Il faut se rendre à l’évidence : la crise sanitaire offre une occasion inespérée aux représentants patronaux d’obtenir les « souplesses » qui ne leur avaient pas été accordées jusque-là, de contourner le dialogue social et de fragiliser encore les droits des travailleurs. Leur lobbying est intense et porte ses fruits. Les ministres du travail, de l’économie et du logement en ont fourni une illustration inquiétante en publiant le 21 mars avec les principales fédérations patronales du bâtiment (et évidemment aucune organisation syndicale) un communiqué indiquant, au mépris de la jurisprudence et de la loi, que l’obligation de sécurité serait allégée pour les employeurs du secteur ! Cette nouvelle brèche sera bien sûr au détriment des travailleurs, qui seront exposés à toujours plus de risques, alors que le BTP est déjà le secteur le plus dangereux, avec un sinistre bilan de 86 000 accidents du travail en 2017 (soit 235 accidents par jour !) et un nombre record de chutes de hauteur mortelles. Cette prise de position était réclamée depuis des années par toutes les organisations patronales, MEDEF en tête, qui voudraient que les employeurs n’aient plus à indemniser les salariés victimes d’accidents ou de maladies professionnelles, comme celles liées à l’amiante. 

Cela doit nous amener à nous tenir plus que jamais sur nos gardes. Pendant la crise, parce que ce droit du travail d’exception produira des dégâts et qu’encore une fois les victimes seront les mêmes.  Les travailleurs manuels, d’abord, qui n’ont pas accès au télétravail et subiront donc une double peine : être exposés plus que les autres, ainsi que leurs proches, aux risques de contamination et subir des conditions de travail plus pénibles et plus dangereuses que d’habitude. Le gouvernement a beau jeu de saluer leur engagement, il les sacrifie au profit des puissants comme cela s’est déjà produit dans les moments critiques de notre histoire. Les travailleurs précaires, ensuite, salariés en CDD, intérimaires, à temps partiel, en, période d’essai, qui n’auront aucun moyen de se défendre et paieront plein pot le prix de l’état d’urgence. 

Nos regards ne doivent pas se détourner d’eux aujourd’hui : les ordonnances à venir seront être scrutées à la loupe. Toute mesure qui ne sera pas strictement temporaire, strictement dictée par la situation d’urgence sanitaire, et qui mettrait davantage en danger les salarié.e.s est inacceptable et ne peut que renforcer la défiance déjà grande vis-à-vis du gouvernement et diviser davantage la société. Les atteintes aux droits dans les entreprises devront être, recensées et dénoncées, car l’heure du bilan viendra.
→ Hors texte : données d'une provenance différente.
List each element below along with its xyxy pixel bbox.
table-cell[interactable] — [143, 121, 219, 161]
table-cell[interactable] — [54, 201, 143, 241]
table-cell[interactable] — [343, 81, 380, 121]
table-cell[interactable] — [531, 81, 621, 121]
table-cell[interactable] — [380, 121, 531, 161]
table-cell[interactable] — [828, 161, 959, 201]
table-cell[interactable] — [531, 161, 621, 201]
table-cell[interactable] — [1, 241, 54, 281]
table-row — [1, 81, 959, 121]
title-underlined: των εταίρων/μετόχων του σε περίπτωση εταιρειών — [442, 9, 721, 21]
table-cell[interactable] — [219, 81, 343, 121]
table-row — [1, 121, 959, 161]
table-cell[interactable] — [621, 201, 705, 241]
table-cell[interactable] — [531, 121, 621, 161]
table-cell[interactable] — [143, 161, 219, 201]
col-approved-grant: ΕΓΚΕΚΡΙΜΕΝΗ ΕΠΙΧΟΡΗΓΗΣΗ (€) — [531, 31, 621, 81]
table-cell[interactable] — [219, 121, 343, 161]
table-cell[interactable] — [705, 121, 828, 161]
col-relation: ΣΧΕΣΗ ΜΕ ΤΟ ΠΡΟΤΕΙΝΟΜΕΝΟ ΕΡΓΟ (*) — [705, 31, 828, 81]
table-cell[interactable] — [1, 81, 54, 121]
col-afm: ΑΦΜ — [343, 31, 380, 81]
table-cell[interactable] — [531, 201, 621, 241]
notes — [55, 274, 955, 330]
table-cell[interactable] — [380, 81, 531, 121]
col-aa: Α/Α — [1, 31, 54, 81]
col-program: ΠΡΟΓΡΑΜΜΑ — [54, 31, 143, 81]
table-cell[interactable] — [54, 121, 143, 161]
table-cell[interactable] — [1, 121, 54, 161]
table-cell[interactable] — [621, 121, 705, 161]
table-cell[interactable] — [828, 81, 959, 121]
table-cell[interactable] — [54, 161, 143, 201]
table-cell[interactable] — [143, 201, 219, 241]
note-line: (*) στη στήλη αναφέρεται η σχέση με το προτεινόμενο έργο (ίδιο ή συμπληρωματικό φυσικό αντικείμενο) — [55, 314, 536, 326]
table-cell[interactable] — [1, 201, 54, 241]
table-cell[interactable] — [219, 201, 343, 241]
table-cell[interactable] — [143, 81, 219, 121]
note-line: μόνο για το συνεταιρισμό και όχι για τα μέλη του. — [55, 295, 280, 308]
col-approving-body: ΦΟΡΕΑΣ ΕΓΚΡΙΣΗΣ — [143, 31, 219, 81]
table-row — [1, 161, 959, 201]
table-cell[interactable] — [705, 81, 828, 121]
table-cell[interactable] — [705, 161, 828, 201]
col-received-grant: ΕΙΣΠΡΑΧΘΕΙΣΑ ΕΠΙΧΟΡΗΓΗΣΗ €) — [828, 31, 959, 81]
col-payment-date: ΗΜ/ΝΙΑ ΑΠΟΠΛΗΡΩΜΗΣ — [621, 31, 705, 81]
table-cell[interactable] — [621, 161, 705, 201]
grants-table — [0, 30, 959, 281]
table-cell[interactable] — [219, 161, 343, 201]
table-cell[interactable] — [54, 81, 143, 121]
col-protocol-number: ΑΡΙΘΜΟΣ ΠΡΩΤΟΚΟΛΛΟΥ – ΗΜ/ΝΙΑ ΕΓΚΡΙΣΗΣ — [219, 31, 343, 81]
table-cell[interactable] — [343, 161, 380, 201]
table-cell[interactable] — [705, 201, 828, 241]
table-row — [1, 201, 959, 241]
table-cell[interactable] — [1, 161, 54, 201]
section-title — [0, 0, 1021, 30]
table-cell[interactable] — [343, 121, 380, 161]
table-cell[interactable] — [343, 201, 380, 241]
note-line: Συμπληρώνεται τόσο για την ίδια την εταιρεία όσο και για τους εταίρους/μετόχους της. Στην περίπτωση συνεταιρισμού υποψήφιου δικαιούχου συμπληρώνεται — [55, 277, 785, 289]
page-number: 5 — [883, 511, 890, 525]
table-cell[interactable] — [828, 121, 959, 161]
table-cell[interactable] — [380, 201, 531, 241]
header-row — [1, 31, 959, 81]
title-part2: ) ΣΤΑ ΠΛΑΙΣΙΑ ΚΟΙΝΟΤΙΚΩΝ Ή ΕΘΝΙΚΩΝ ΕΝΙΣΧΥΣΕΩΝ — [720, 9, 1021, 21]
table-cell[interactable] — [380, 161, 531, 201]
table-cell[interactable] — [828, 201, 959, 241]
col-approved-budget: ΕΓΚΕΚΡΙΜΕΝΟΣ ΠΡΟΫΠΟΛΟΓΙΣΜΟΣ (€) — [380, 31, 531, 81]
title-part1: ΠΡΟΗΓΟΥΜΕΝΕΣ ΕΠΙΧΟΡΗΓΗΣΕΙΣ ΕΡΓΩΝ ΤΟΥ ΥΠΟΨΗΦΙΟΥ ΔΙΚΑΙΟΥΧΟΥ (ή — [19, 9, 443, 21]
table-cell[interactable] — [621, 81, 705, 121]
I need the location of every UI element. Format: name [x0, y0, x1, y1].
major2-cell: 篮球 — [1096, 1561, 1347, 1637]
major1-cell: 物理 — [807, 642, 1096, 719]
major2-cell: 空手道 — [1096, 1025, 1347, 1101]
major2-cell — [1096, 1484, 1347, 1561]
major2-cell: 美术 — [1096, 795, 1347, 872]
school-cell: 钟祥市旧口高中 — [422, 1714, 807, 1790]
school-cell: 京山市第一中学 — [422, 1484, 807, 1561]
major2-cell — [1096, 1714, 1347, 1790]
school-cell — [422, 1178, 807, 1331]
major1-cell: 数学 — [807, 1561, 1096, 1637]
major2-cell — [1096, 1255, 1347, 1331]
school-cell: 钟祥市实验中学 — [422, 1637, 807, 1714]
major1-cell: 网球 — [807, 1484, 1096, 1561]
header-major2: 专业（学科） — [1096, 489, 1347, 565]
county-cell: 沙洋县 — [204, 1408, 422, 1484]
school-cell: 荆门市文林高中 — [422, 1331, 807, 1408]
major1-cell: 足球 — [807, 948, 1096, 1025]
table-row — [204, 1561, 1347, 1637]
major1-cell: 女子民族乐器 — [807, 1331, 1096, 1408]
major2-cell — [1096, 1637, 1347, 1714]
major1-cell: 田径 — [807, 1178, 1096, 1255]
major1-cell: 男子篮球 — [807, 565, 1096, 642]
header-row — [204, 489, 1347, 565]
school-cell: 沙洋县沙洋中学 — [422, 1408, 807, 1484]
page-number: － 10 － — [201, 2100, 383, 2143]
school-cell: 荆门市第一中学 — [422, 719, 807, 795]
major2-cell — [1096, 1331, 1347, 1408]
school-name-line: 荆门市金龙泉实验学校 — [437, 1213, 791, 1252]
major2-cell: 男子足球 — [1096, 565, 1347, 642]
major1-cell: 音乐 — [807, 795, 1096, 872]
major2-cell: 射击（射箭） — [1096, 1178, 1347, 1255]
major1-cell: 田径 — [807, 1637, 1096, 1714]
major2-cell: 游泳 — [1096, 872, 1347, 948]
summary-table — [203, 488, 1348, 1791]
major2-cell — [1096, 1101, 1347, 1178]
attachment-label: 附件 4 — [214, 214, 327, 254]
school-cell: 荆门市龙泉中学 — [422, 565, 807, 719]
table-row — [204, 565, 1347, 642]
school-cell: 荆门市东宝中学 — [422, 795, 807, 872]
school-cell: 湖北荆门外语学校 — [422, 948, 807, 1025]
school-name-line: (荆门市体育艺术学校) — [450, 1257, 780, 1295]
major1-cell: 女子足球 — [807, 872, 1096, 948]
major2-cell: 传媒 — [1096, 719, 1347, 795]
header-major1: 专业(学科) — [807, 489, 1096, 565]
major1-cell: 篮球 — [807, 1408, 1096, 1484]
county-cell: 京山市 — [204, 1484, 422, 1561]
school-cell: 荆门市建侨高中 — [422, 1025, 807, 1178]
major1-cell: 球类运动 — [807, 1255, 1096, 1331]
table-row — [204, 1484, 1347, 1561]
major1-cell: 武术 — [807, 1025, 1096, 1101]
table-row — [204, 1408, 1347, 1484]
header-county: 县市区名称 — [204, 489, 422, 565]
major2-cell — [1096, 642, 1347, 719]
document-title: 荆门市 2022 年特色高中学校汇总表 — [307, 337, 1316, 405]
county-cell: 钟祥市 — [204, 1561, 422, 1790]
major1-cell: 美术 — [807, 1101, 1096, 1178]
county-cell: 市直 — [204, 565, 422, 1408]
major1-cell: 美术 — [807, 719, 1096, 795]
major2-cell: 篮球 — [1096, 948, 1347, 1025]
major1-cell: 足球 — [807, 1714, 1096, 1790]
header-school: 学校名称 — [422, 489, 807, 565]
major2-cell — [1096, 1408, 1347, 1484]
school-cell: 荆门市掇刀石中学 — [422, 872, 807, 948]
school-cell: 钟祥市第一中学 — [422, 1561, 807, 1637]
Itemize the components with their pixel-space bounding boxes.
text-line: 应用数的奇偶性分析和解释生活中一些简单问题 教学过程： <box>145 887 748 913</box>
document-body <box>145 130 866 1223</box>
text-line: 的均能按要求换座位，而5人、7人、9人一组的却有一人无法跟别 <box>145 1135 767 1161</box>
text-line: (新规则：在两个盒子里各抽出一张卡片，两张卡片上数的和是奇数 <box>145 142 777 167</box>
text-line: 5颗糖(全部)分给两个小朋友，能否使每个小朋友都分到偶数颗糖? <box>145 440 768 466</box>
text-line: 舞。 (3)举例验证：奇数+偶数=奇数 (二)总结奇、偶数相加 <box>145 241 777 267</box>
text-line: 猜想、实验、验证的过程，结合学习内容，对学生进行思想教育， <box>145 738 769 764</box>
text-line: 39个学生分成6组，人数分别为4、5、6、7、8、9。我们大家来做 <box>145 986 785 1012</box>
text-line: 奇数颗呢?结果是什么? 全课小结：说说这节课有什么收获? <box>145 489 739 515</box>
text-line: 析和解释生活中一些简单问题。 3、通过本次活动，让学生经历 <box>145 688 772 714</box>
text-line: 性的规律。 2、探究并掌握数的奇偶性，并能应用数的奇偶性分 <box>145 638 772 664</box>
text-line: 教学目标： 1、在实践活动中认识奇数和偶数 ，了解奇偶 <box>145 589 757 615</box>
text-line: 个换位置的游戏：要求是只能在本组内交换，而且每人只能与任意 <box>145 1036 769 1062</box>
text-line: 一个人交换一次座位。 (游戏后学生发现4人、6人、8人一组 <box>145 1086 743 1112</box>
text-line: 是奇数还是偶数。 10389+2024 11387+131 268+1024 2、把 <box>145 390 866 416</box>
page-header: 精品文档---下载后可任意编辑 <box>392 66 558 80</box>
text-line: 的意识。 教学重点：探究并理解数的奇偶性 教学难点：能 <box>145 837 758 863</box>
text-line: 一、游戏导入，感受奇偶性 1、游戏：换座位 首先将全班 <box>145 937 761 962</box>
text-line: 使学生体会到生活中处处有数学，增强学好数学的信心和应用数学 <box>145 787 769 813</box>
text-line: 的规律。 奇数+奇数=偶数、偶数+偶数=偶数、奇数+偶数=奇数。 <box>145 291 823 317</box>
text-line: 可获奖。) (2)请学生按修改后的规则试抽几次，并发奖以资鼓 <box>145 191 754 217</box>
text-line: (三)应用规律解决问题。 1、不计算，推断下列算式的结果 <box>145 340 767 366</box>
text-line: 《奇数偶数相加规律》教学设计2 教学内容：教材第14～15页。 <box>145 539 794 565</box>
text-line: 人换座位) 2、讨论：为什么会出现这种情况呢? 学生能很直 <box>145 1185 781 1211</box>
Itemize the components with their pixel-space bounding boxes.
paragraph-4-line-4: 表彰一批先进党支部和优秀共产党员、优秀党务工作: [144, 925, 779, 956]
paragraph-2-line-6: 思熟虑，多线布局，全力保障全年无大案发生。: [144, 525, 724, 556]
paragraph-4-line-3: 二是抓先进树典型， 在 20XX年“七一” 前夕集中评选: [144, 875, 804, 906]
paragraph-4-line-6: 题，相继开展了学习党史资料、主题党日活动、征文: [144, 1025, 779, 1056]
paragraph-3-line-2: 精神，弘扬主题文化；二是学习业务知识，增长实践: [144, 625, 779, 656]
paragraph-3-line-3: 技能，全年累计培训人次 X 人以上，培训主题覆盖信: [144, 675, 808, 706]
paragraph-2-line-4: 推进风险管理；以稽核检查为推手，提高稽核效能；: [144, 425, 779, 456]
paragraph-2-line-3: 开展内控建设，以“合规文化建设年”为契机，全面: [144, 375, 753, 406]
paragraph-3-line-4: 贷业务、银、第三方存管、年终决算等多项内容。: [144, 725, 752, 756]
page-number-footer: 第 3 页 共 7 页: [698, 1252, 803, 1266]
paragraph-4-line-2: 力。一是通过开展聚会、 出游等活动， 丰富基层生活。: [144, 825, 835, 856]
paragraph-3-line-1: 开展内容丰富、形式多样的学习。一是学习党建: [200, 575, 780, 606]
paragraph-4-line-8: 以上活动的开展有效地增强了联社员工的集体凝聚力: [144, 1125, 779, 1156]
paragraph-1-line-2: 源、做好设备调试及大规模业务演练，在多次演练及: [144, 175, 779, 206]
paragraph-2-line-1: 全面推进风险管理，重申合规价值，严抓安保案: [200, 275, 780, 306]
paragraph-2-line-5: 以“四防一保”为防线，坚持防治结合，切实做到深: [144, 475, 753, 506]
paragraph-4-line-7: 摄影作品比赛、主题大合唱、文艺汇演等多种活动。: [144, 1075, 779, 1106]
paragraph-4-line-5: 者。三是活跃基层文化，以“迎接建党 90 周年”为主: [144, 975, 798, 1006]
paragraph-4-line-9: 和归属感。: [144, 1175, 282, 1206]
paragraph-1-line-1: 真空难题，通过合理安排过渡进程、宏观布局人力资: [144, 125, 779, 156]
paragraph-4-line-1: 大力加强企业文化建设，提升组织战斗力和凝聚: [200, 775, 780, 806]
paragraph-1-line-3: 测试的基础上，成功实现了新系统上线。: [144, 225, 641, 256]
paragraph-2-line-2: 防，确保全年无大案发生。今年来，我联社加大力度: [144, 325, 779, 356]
Et si, d’ici là, le temps n’est pas à la grande mobilisation sociale, il nous faut inventer dès maintenant les solidarités pour limiter les atteintes qui leur seront portées.   

Enfin, nous devrons rester sur nos gardes après la crise, parce que de toute évidence, la pression sera extrêmement forte pour faire perdurer ces nouveaux « acquis patronaux » de l’état d’urgence sanitaire, une fois que la « guerre » contre la pandémie se sera officiellement muée en guerre pour la relance de l’économie. La récession qui s’annonce offrira à leurs défenseurs une voie royale pour en demander encore plus, au nom des emplois à préserver, mais surtout des pertes à essuyer… Il faudra alors nous mobiliser, à nouveau, dans un mouvement social et politique suffisamment  puissant pour les contrer mais aussi, osons l’optimisme, pour que cette crise ne serve pas à rien, pour qu’enfin triomphe dans les esprits, la rue et les urnes l’idée que le primat de l’économie contre la société qui nous est imposé, envers et contre tout, est une impasse absolue.